GR 86074; (December, 1989) (Digest)
G.R. No. 86074 December 20, 1989
LILIA LIWAG, petitioner, vs. COURT OF APPEALS and HEIRS OF THE SPOUSES VICENTE S. CRUZ and JUANA EUSTAQUIO, respondents.
FACTS
The case originated from a petition for reconstitution of a lost title filed by Vicente S. Cruz. After the reconstitution and issuance of new titles in his name, Cruz ostensibly sold the properties to petitioner Lilia Liwag. Liwag later filed an omnibus motion in the same reconstitution case (LRC Case No. 80, pending in Branch 160, RTC Pasig), alleging the loss of her deed of sale and the owner’s duplicate certificates of title, and praying for the cancellation of the existing titles. The court granted her petition, cancelled the titles in Cruz’s name, and issued new ones in Liwag’s name. Subsequently, Liwag sold the properties to Teresita Paz.
The heirs of Vicente Cruz (private respondents) then filed a separate civil action (Civil Case No. 53389) in Branch 162 of the RTC Pasig against Liwag and Paz, seeking the annulment of the deeds of sale as simulated and the cancellation of Liwag’s titles. During the pendency of this case, private respondents and defendant Paz entered into a compromise agreement, which was approved by Branch 162. The agreement led to the cancellation of Liwag’s titles and the issuance of new ones in the names of the heirs and Paz.

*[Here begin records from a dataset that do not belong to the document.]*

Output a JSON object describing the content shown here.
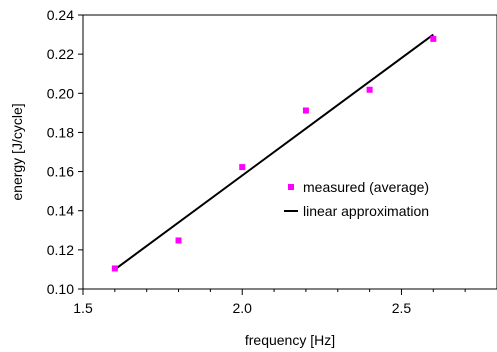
{
  "chart_data": {
    "type": "scatter",
    "xlabel": "frequency [Hz]",
    "ylabel": "energy [J/cycle]",
    "xlim": [
      1.5,
      2.8
    ],
    "ylim": [
      0.1,
      0.24
    ],
    "x_ticks": [
      1.5,
      2.0,
      2.5
    ],
    "x_tick_labels": [
      "1.5",
      "2.0",
      "2.5"
    ],
    "x_minor_ticks": [
      1.6,
      1.7,
      1.8,
      1.9,
      2.1,
      2.2,
      2.3,
      2.4,
      2.6,
      2.7
    ],
    "y_ticks": [
      0.1,
      0.12,
      0.14,
      0.16,
      0.18,
      0.2,
      0.22,
      0.24
    ],
    "y_tick_labels": [
      "0.10",
      "0.12",
      "0.14",
      "0.16",
      "0.18",
      "0.20",
      "0.22",
      "0.24"
    ],
    "grid": false,
    "legend_position": "center-right",
    "series": [
      {
        "name": "measured (average)",
        "kind": "scatter",
        "color": "#ff00ff",
        "x": [
          1.6,
          1.8,
          2.0,
          2.2,
          2.4,
          2.6
        ],
        "y": [
          0.1105,
          0.1248,
          0.1623,
          0.1912,
          0.2018,
          0.2278
        ]
      },
      {
        "name": "linear approximation",
        "kind": "line",
        "color": "#000000",
        "x": [
          1.6,
          2.6
        ],
        "y": [
          0.11,
          0.23
        ]
      }
    ]
  }
}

Liwag, claiming Paz had already reconveyed the property to her prior to the compromise, filed a petition for relief from judgment in Branch 162, which was denied.
ISSUE
The core issue is whether Branch 160 (the land registration court) had jurisdiction to entertain Liwag’s subsequent petition for the cancellation of the titles issued pursuant to the compromise judgment rendered by Branch 162.
RULING
The Supreme Court ruled that Branch 160 acted without jurisdiction. A land registration court, acting under its limited jurisdiction pursuant to Section 108 of P.D. No. 1529, cannot nullify titles issued by virtue of a final and executory judgment rendered by another branch of the same regional trial court. Liwag’s petition before Branch 160, though captioned as one for cancellation under Section 108, was in substance a collateral attack on the validity of the compromise judgment from Branch 162. Such an action for annulment of judgment falls outside the limited jurisdiction of a land registration court and, under the law then in force, was within the exclusive original jurisdiction of the Court of Appeals.
The legal logic is clear: a court of limited jurisdiction cannot review, reverse, or nullify the final orders of a coordinate court. The proper remedy for Liwag, if she believed the compromise judgment was vitiated by fraud, was to file a direct action for annulment of judgment in the proper forum, not to seek its indirect overthrow via a petition for cancellation in the land registration court. The Court of Appeals correctly annulled the orders of Branch 160 for having been issued without jurisdiction. The Supreme Court affirmed the appellate court’s resolutions, without prejudice to Liwag’s right to pursue the appropriate independent action.